As described in U.S. Pat. No. 6,826,493 (493 patent) and U.S. Pat. No. 6,963,810 (810 patent), the complete disclosures of which are incorporated herein by reference in their entirety, methods have been developed to relate aerodynamic loads and moments to flow data that can be measured without regard to structural response. These methods involve correlating aerodynamic loads and moments to the spatial locations of critical flow feature indicators (CFFIs), which are associated with certain flow phenomena such as flow bifurcation points, shock waves, and the transition from laminar to turbulent flow. As used herein, the term “flow bifurcation point” (FBP) means a location on a body surface where the flow attaches to or separates from the body. As illustrated in FIG. 1, the FBPs associated with an airfoil 10 may include leading edge stagnation point (LESP) 20, flow separation point (FSP) 30, and flow reattachment point (FRP) 40. The '493 and '810 patents also described how the CFFIs associated with these phenomena can be determined from shear stress and convective heat transfer data obtained from hot film sensors formed on or adhered to the surface of a body immersed in steady or unsteady flow regimes.

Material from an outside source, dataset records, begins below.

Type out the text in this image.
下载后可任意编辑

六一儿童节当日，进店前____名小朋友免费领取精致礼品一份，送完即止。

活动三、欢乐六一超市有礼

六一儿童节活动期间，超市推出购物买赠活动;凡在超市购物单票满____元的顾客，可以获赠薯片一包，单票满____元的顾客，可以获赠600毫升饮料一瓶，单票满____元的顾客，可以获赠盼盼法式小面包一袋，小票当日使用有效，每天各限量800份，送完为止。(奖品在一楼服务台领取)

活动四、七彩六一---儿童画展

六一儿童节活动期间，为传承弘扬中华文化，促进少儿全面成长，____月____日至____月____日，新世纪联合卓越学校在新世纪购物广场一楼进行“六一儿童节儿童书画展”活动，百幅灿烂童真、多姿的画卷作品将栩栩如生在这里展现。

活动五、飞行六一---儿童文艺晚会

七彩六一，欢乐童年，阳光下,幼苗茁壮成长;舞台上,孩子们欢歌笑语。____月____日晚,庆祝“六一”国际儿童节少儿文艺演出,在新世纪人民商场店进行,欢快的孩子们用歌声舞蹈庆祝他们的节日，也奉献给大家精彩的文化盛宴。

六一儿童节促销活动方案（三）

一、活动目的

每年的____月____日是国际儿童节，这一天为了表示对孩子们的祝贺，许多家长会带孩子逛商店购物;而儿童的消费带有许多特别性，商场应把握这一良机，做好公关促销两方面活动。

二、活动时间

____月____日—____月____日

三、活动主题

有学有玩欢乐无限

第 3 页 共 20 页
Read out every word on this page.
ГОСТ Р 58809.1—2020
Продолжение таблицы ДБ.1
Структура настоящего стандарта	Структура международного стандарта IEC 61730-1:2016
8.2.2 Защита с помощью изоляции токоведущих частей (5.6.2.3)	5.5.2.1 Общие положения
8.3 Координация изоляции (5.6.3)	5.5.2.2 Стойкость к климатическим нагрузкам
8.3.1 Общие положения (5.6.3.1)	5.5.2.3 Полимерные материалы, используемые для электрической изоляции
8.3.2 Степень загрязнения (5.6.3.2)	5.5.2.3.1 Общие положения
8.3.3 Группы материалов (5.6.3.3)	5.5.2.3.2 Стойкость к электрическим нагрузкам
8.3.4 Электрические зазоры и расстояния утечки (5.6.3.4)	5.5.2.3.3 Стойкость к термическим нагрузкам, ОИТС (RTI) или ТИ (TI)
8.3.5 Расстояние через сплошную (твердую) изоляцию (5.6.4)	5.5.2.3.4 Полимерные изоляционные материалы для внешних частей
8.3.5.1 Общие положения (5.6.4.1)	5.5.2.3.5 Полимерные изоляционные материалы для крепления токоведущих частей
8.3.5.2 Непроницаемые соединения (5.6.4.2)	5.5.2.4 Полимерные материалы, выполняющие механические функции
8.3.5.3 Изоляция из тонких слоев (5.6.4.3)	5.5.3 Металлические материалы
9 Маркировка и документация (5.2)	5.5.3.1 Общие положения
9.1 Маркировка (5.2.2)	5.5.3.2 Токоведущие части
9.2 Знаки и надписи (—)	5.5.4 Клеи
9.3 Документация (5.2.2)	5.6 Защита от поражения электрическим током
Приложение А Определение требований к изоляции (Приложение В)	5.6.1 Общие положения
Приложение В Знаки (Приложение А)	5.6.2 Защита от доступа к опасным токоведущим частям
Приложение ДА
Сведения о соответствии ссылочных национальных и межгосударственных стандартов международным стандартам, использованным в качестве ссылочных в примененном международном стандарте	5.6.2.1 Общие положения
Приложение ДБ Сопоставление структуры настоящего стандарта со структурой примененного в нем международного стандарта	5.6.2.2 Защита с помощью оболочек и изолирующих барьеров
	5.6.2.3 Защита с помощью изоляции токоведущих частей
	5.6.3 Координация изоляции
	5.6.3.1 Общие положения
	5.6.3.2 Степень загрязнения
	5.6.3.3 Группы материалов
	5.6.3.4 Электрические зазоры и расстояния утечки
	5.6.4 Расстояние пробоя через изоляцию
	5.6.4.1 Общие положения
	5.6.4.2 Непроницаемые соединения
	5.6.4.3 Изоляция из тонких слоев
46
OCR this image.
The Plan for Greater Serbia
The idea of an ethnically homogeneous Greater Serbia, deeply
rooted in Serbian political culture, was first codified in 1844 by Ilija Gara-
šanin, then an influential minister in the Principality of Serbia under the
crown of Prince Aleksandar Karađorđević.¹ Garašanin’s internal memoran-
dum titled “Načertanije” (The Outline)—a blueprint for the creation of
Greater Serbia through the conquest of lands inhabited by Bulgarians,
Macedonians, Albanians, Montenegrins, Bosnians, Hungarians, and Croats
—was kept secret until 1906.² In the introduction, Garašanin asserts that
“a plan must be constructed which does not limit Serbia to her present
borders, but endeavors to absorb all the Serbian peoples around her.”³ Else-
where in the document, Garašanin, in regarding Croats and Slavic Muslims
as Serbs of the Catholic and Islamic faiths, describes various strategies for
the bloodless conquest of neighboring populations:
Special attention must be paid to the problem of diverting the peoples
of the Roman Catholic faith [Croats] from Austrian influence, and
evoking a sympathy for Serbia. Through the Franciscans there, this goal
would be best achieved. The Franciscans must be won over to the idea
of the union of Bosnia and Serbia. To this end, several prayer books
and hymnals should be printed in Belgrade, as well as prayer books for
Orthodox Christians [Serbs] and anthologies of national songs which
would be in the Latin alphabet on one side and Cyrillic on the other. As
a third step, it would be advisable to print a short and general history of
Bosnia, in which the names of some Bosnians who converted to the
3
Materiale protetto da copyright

In U.S. Pat. No. 8,306,800 (800 patent) the complete disclosure of which is incorporated herein by reference in its entirety, methods are disclosed for modeling aerodynamic forces and moments using FBPs and other CFFIs. In particular, the '800 patent discloses a mathematical model based on potential flow theory combined with conformal transformation. Among other approaches, the model allows the computation of aerodynamic coefficients based on the specification of two FBPs (e.g., LESP and FSP) for a given flow regime.
The above-cited references describe methods for measuring flow parameters and computing aerodynamic coefficients and loads in real time for immersed bodies. The '800 patent, in particular, focused on measurement of flow parameters near the leading edge using hot-film sensors. Embodiments of the present invention extend these methods to provide robust and efficient methods of providing aerodynamic and hydrodynamic load information based on relatively limited sensor data at a distance downstream of the leading-edge.
It will be understood by those of ordinary skill in the art that the methods of the present invention apply to all fluid flow regimes. Thus, although the term “aerodynamic” is used throughout in describing the embodiments of the invention, the invention may also be used in hydrodynamic applications or applications involving any other fluid flow regime.